In extreme cases, Alvarado says, some parents can experience post-adoption depression (PAD), which can be similar to postpartum depression. “In these situations, parents can experience extreme levels of depression and anxiety, may report a desire to disrupt or dissolve the adoption and even harm their child,” says Alvarado, who recommends screening clients for symptoms of PAD. She believes counselors can be most helpful to parents by educating them about normative adoptive family milestones, normalizing grief and helping them find coping mechanisms and community resources.

In recent years, Clark says, the trend has been toward doing more open adoptions, in which the adoptive and birth families stay in contact. This can present a host of challenges, such as determining when to include the birth family in events and how much freedom to give the child when it comes to contacting the birth family.

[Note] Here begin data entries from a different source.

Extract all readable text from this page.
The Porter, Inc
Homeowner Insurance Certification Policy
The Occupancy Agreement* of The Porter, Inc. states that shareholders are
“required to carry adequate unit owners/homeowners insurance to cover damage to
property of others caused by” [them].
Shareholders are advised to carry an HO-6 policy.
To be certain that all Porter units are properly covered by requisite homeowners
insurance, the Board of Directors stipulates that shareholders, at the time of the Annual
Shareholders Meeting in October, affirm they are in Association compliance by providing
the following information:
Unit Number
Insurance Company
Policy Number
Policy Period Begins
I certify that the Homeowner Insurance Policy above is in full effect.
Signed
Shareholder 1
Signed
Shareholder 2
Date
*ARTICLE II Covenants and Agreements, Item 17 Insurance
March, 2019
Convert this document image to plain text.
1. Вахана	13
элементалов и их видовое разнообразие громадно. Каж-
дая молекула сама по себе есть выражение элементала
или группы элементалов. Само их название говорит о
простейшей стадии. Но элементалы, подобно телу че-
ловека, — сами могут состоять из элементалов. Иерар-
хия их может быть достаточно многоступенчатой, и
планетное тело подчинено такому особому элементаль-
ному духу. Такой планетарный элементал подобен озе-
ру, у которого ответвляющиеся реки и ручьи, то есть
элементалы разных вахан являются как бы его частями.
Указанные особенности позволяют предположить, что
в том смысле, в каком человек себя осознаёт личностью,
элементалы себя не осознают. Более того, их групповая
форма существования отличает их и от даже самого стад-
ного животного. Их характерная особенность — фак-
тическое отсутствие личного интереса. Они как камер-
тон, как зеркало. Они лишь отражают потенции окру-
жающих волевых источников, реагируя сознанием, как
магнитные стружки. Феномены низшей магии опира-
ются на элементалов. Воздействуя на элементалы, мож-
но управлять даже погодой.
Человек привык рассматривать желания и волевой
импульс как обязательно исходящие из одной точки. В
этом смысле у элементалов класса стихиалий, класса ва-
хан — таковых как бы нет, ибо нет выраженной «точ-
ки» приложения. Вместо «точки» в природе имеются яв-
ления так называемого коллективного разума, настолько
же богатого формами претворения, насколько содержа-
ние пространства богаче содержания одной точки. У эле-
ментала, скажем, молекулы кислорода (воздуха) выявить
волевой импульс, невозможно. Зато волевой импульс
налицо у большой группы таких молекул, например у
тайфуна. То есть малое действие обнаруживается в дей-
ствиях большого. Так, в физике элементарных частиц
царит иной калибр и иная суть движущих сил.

Talk is often the answer, Clark says, and counselors can help adoptive parents and children (if they are old enough to be part of the conversation) identify the issues by encouraging them to share their fears, wants and expectations with one another. In many instances, this serves to decrease each family member’s anxiety level.

Even when counselors help adoptive families open the lines of communication, the prospect of search and reunion can present a major hurdle. The issue is more prevalent now that e-mail, the Internet and social networking sites are making it easier for birth families and those who have been adopted to find each other, Clark says.

“Adoptive families have varying degrees of comfort with the topic,” Clark says. “Some are totally open to it and are just waiting for the day that their child decides to make contact or to offer the information to their child without hesitation. Others feel that their child should have all of [his or her] needs met by the adoptive family, and there is no need to discuss it. Regardless of where the family is on the continuum, it’s really key to open up the topic for discussion and acknowledge that it is something to consider when everyone feels comfortable.”